Subspace designs are a (large) collection of high-dimensional subspaces $\{H_i\}$ of $\F_q^m$ such that for any low-dimensional subspace $W$, only a small number of subspaces from the collection have non-trivial intersection with $W$; more precisely, the sum of dimensions of $W \cap H_i$ is at most some parameter $L$. The notion was put forth by Guruswami and Xing (STOC'13) with applications to list decoding variants of Reed-Solomon and algebraic-geometric codes, and later also used for explicit rank-metric codes with optimal list decoding radius.
Guruswami and Kopparty (FOCS'13, Combinatorica'16) gave an explicit construction of subspace designs with near-optimal parameters. This construction was based on polynomials and has close connections to folded Reed-Solomon codes, and required large field size (specifically $q \ge m$).
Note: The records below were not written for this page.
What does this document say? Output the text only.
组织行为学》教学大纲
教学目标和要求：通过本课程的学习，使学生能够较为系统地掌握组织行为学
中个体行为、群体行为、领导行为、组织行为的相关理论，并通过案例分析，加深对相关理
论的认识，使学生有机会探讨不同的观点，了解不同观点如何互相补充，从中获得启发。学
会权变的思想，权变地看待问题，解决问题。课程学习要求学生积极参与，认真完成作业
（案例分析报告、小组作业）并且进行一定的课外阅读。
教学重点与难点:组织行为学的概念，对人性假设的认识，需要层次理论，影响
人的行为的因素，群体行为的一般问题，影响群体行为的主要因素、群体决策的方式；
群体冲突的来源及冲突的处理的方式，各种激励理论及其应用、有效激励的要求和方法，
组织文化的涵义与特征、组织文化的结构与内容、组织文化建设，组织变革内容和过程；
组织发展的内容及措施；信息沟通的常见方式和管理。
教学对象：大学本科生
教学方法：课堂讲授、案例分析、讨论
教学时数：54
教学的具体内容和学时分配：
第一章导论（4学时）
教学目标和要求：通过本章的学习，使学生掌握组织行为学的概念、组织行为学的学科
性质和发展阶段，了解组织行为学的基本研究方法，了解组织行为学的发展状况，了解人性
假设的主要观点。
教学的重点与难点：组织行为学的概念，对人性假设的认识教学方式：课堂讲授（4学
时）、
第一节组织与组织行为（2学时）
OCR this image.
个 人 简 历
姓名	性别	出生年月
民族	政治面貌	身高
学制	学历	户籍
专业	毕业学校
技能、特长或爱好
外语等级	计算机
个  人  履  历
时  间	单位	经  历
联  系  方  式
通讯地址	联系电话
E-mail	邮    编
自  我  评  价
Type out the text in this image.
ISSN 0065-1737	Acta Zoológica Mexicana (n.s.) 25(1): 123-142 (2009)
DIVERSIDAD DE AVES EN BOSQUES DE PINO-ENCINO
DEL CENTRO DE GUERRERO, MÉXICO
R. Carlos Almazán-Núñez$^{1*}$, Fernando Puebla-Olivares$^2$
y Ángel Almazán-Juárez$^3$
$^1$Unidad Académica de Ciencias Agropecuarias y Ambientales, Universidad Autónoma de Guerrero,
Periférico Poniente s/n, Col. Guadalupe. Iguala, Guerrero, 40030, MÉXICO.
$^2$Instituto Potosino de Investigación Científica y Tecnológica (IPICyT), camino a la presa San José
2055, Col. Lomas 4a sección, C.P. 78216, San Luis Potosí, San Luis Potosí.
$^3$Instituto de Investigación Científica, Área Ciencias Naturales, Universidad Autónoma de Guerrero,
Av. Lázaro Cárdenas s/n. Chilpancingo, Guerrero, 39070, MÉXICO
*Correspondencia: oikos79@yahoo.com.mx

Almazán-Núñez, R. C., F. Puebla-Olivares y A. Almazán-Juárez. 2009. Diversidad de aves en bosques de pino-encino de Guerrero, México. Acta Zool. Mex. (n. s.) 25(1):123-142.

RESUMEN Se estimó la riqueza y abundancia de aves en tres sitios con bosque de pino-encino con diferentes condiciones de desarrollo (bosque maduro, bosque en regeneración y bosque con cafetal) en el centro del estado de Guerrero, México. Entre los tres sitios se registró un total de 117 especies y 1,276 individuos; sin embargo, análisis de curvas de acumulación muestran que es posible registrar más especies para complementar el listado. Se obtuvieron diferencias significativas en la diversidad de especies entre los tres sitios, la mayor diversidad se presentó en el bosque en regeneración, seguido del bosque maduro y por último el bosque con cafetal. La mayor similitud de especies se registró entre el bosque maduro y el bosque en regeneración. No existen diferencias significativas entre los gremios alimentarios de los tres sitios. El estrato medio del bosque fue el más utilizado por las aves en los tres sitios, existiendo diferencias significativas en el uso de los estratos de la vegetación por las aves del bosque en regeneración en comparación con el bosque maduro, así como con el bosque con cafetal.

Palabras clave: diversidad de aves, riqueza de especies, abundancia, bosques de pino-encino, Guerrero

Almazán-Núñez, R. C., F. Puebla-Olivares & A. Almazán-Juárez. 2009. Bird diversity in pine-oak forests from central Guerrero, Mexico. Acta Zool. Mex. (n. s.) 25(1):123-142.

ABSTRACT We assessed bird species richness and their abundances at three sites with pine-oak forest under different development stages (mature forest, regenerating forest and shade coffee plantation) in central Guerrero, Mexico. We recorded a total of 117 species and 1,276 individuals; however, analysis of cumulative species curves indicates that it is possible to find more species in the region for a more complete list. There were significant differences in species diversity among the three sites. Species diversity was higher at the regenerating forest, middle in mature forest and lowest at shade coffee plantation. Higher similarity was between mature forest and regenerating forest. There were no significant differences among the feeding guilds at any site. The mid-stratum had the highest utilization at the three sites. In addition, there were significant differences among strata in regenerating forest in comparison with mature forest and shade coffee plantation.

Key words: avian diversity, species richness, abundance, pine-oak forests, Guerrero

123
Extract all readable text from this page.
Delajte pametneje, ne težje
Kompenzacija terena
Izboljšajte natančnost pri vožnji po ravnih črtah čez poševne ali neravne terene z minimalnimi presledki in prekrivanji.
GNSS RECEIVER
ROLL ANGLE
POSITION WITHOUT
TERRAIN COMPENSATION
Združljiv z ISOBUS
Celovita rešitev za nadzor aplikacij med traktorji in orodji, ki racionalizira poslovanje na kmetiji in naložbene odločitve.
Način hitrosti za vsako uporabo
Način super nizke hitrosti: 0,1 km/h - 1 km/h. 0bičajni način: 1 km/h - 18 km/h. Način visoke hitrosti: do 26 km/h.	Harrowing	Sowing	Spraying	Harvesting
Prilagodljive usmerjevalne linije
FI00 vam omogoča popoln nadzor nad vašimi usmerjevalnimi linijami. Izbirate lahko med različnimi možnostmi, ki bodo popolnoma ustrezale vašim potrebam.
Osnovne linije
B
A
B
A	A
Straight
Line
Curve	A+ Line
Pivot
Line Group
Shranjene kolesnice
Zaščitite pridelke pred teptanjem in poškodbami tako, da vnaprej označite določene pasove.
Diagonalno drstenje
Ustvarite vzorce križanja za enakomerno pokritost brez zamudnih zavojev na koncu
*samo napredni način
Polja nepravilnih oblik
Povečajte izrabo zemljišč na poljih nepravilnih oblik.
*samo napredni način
Forbes and Guruswami (RANDOM'15) used this construction to give explicit constant degree ``dimension expanders" over large fields, and noted that subspace designs are a powerful tool in linear-algebraic pseudorandomness.
Here, we construct subspace designs over any field, at the expense of a modest worsening of the bound $L$ on total intersection dimension. Our approach is based on a (non-trivial) extension of the polynomial-based construction to algebraic function fields, and instantiating the approach with cyclotomic function fields. Plugging in our new subspace designs in the construction of Forbes and Guruswami yields dimension expanders over $\F^n$ for any field $\F$, with logarithmic degree and expansion guarantee for subspaces of dimension $\Omega(n/(\log \log n))$.